Trois expériences charpentent le récit d’Emily Ratajkowski. Toutes trois illustrent le paradoxe d’être une figure publique et de voir son visage et son corps exposés à l’usage marchand, tout en étant dépossédée du pouvoir d’agir sur la circulation de ces images. La modèle raconte comment elle a vu une photo d’elle publiée sur Instagram reproduite dans une série limitée commercialisée par Richard Prince, qu’elle acquiert sous forme de tableau, puis doit racheter une seconde fois après une séparation. Dans un autre cas, elle est poursuivie en justice par un paparazzi pour avoir rediffusé une photo d’elle prise sans autorisation. Quant à la séance photo chez Jonathan Leder, celle-ci sera suivie par la publication d’un album par le photographe, grâce à la signature de l’agent de la modèle, sans que celle-ci ait été préalablement consultée.

Ces exemples où la loi se range du côté de la production commerciale, au détriment de la personne photographiée, décrivent une expérience de perte de contrôle désormais familière à tout un chacun. La marchandisation galopante des images et l’accélération de leurs circulations ont augmenté dans des proportions considérables les risques de décontextualisation et d’usages parasites excédant les conditions initiales. Encore embryonnaire, l’état du droit à l’image est manifestement en retard sur la sensibilité du public, voire sur la pratique de nombreux producteurs qui, même en l’absence d’obligation juridique, préfèrent désormais flouter ou protéger les personnes exposées à la prise de vue.

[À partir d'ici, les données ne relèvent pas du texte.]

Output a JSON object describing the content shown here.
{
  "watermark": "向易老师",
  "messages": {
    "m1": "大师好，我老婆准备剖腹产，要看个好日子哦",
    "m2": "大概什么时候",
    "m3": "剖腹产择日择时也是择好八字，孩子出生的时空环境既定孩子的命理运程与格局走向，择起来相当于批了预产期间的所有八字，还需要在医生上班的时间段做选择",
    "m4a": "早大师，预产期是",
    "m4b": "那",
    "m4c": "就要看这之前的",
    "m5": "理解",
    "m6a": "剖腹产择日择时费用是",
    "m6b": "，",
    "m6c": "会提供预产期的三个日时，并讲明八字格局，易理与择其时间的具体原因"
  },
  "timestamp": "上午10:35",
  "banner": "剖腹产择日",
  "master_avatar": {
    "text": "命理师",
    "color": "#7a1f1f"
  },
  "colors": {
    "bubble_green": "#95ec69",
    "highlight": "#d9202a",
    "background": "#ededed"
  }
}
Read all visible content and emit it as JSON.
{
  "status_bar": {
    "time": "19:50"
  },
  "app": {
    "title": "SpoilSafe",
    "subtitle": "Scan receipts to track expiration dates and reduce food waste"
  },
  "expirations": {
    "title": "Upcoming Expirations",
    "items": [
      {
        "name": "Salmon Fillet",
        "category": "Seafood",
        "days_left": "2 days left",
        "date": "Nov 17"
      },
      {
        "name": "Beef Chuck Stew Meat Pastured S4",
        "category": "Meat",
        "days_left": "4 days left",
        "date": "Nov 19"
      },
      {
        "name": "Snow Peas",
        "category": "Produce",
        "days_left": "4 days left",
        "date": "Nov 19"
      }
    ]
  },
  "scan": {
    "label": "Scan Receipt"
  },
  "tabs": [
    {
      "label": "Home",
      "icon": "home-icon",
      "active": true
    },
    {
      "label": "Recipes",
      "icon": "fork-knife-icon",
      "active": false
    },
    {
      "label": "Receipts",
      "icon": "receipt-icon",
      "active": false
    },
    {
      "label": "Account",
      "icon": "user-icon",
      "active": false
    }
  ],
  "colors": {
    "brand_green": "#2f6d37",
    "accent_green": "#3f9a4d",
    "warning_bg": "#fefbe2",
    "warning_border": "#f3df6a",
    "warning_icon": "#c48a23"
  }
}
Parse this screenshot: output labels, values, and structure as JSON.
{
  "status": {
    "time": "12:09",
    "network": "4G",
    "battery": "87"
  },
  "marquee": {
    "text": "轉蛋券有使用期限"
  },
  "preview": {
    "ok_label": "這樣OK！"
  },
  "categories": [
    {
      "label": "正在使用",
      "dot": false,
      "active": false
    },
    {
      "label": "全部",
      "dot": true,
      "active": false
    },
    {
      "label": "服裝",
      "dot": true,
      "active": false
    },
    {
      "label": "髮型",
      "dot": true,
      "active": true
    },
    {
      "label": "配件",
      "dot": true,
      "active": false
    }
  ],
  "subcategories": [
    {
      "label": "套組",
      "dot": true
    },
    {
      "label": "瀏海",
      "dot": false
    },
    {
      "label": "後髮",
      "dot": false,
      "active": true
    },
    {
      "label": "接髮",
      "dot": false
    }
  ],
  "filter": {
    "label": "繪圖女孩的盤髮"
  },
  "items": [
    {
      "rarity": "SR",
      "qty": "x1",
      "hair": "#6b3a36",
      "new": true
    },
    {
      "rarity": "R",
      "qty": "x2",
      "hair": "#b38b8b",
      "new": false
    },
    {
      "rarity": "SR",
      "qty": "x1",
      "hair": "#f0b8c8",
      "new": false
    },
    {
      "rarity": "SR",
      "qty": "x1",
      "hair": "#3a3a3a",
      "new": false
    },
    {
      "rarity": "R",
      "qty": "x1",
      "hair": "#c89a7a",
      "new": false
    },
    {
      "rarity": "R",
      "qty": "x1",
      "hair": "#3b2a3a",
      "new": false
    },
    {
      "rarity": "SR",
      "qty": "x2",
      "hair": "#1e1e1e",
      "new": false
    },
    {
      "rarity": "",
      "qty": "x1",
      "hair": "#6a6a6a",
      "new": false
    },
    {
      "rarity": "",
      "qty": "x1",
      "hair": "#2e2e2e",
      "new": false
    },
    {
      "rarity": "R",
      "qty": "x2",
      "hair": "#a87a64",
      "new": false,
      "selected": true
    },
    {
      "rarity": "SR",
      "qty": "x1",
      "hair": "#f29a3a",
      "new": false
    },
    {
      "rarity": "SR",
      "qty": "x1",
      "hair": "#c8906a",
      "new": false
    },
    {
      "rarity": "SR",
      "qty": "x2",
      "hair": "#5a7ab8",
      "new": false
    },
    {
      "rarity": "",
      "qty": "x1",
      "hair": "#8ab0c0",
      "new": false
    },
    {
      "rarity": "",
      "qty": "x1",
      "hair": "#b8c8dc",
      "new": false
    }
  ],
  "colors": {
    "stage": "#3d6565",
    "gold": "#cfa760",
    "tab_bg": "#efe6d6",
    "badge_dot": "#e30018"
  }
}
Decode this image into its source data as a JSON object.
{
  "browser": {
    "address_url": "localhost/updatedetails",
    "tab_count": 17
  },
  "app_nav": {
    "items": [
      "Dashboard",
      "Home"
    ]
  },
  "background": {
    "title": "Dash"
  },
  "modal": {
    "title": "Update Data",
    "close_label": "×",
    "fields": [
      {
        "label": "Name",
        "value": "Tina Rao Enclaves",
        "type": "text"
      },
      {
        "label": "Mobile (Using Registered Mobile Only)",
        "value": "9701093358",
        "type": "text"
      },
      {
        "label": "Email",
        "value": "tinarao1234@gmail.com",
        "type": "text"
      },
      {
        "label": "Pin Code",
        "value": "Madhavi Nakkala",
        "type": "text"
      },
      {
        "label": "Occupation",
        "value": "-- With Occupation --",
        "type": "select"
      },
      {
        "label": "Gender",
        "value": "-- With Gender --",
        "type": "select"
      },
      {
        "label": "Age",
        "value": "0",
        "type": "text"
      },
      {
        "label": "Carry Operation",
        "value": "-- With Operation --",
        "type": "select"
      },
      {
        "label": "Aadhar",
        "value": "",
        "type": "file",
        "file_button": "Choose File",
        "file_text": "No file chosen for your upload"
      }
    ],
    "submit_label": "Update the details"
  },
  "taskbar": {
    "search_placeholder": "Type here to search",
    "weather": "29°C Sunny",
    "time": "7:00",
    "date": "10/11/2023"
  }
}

Cette expérience prend un sens plus profond pour une femme dont le métier participe à l’incarnation des stéréotypes de la domination masculine. Comme de nombreuses réactions sexistes suscitées par le témoignage d’Emily Ratajkowski, la dénégation de Jonathan Leder prend la forme classique de l’inversion de culpabilité: «Vous savez de qui nous parlons, pas vrai? C’est la fille qui sautait toute nue dans la vidéo de Robin Thicke à la même époque. Vous voulez vraiment que quelqu’un croie qu’elle était une victime?» Peut-on plaindre un modèle qui s’expose elle-même dénudée sur Instagram? Au-delà de la négation du consentement, ce que montre l’agression subie par la modèle, c’est l’asymétrie structurelle qu’entretient la séance de pose. Exemplairement illustré par le film Blow up, le brouillage entre performance et séduction est bien au cœur du dispositif.

Le témoignage d’Emily Ratajkowski interroge fortement le modèle paternaliste de la séance de pose. A un moment où la question primordiale d’un exercice respectueux de la représentation est celle du consentement des sujets du regard, ce sont ses conditions de possibilité mêmes qui apparaissent remises en cause. Sur le plan juridique, il faudra sans doute faire évoluer les conditions d’exploitation de la prise de vue vers un modèle de coproduction, à l’exemple de la performance cinématographique. Mais au-delà du seul volet gestionnaire, c’est la crédibilité même de la production photographique qui dépend d’un partage plus équitable du rapport à l’image entre ses producteurs et celles et ceux qui en sont les sujets.

  1. Emily Ratajkowski, «Buying Myself Back. When does a model own her own image?», New York Magazine, 15 septembre 2020. []
  2. Anon., «Emily Ratajkowski accuse le photographe Jonathan Leder de viol», L’Obs, 17 septembre 2020. []

3 réflexions au sujet de « La photographie, théâtre de la dépossession? »

  1. Bonjour M.Gunthert,
    vous écrivez : « (…) faire évoluer les conditions d’exploitation de la prise de vue vers un modèle de coproduction, à l’exemple de la performance cinématographique. » (…)
    La comédienne Maria Schneider ne fut pas vraiment « coproductrice » de certaines images/scènes du « Dernier Tango à Paris », je crois.
    Amitiés,
    É.

  2. Il est permis de penser que cette agression sous couvert d’art ne pourrait plus se dérouler aujourd’hui sans être dénoncée. Du moins dans l’univers du cinéma. Mais qu’en est-il du monde de la photo, où les témoignages restent l’exception, alors même que les rumeurs circulent?

  3. Oui, vous avez raison – et je vous remercie pour ce papier, très intéressant. Pour aller dans le sens de ce que vous dites (au cinéma), il semble que la comédienne Adèle Haenel ait en effet « coproduit » une grande partie du personnage qu’elle incarne dans « Le Daim » (2019), le film de Quentin Dupieux – au grand profit de toutes les parties (dont les spectateurs).